Simon s'intéresse particulièrement à la chanson produite par le shaykh Imam et le poète-auteur-compositeur Ahmed Fouad Negm, "Nixon Baba" (que l'on peut voir dans la vidéo ci-dessus), qui fait la satire de la visite du président Richard Nixon en Égypte en 1974 et de la soumission désespérée de Sadate aux Américains avec la phrase d'ouverture insolente "Welcome Father Nixon O you of Watergate" : "Bienvenue Père Nixon, ô toi du Watergate." Tous ces personnages, bien qu'étant des figures d'opposition à l'État égyptien, ont joui d'une grande popularité sur les cassettes, et ont été écoutés dans les voitures, les maisons et les magasins - loin du contrôle des gardiens de la culture égyptienne. Certains auteurs, cependant, ont contesté la popularité de Shaykh Imam, affirmant que sa musique était faite pour être instrumentalisée par un petit secteur de gauchistes, d'étudiants et de l'élite intellectuelle qui se sentaient en phase avec les sujets qu'il abordait. D'autres soutiennent que Shaykh Imam a été largement oublié, faisant partie d'un passé lointain lié à l'écrasante défaite de juin 1967.

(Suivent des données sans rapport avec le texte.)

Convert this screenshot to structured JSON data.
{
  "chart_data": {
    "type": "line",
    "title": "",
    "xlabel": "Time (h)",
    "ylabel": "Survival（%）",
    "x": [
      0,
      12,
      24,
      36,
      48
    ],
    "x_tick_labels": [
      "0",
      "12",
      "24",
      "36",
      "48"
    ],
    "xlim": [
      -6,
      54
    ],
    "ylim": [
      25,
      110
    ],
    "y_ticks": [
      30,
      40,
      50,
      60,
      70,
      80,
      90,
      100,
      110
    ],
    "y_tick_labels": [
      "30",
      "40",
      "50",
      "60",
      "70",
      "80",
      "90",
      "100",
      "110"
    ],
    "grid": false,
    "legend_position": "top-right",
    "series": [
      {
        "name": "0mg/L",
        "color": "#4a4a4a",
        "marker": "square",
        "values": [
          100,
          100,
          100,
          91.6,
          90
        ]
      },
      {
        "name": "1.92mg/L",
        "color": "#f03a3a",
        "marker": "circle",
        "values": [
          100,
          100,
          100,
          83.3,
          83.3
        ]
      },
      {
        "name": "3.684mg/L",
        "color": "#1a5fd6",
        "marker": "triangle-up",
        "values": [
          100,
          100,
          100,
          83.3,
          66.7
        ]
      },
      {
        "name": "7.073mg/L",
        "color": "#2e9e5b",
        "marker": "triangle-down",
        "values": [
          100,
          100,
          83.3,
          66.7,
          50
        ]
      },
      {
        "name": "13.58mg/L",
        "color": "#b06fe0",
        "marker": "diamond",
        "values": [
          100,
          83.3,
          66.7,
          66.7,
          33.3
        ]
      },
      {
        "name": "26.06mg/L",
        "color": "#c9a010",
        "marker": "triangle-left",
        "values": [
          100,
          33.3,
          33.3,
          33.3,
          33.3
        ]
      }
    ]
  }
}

Le titre provocateur de Simon, Media of the Masses, me laisse interrogatif : qui sont les masses égyptiennes, qu'écoutent-elles, et qui chante pour elles ? Dans une configuration politique et discursive où le terme "populaire" est considéré comme oppositionnel en raison des mesures de censure et des restrictions légales, il est difficile d'identifier exactement ce qui définit le genre de la musique populaire, ce en quoi elle est enracinée et qui elle sert. En dehors d'un paradigme réactionnaire, nous pouvons peut-être considérer que la musique populaire utilise des mélodies entraînantes pour aborder des thèmes universels tels que l'amour, le mariage, la naissance, la mort, le travail, l'agriculture et le cycle de la vie. Bien sûr, ces sujets pratiques et mondains pourraient s'étendre à l'agitation politique ou à l'austérité, mais il manque quelque chose dans le casting d'Ahmed Addawiyya comme le David du Goliath de la haute culture, ou du Shaykh Imam comme la voix de la révolution. Le tableau historique que dresse Simon de la popularité de ces personnages et de leur circulation par le biais des cassettes laisse la place à une enquête plus approfondie sur l'effet que ces artistes "populaires" ont eu sur leurs auditeurs, et sur l'étendue de leur influence. Comment les auditeurs de toute l'Égypte ont-ils été touchés, ou repoussés, par la dernière sortie de la cassette ?

 

Dans la section des commentaires du tube d'Ahmed Adawiyya "Kollo 3la Kollo" sur Youtube (présenté ci-dessus), un auditeur écrit : "Quand j'écoute Adawiyya, je me souviens de la merveilleuse brise de l'été." Un autre, s'adressant directement à Adawiyya, écrit : "Cela me rappelle l'époque de l'école primaire où vos cassettes étaient empilées sur la table..."

Notre époque contemporaine, caractérisée par une décentralisation sans précédent et une accessibilité illimitée de la musique, a évolué depuis l'ère de la cassette. Ce n'est que maintenant, sur Internet, que nous pouvons connaître la relation affective que les auditeurs entretiennent avec les musiciens et leur production musicale. En parcourant les sections de commentaires, nous pouvons en savoir plus sur ce que les artistes qui se polarisent représentent pour les auditeurs individuels de manière intime.

En l'absence d'archives Internet qui permettraient de connaître les réactions des auditeurs dans les années 1970, Simon nous aide à comprendre comment la culture des cassettes a pu influencer la formation des sujets dans la construction de l'Égypte moderne. Simon n'est pas le seul à considérer les cassettes comme des archives d'histoires alternatives ; The Syrian Cassette Archives, un projet fondé par Mark Gergis et Yamen Mekdad, se tourne également vers la culture des cassettes pour mieux comprendre le patrimoine musical et l'histoire sociale de la Syrie. S'inscrivant dans cette vague révisionniste, Media of the Masses comble les lacunes des élisions historiographiques passées en retraçant les mécanismes des différents paysages sonores qui ont servi de toile de fond à la période de libéralisation de l'Égypte.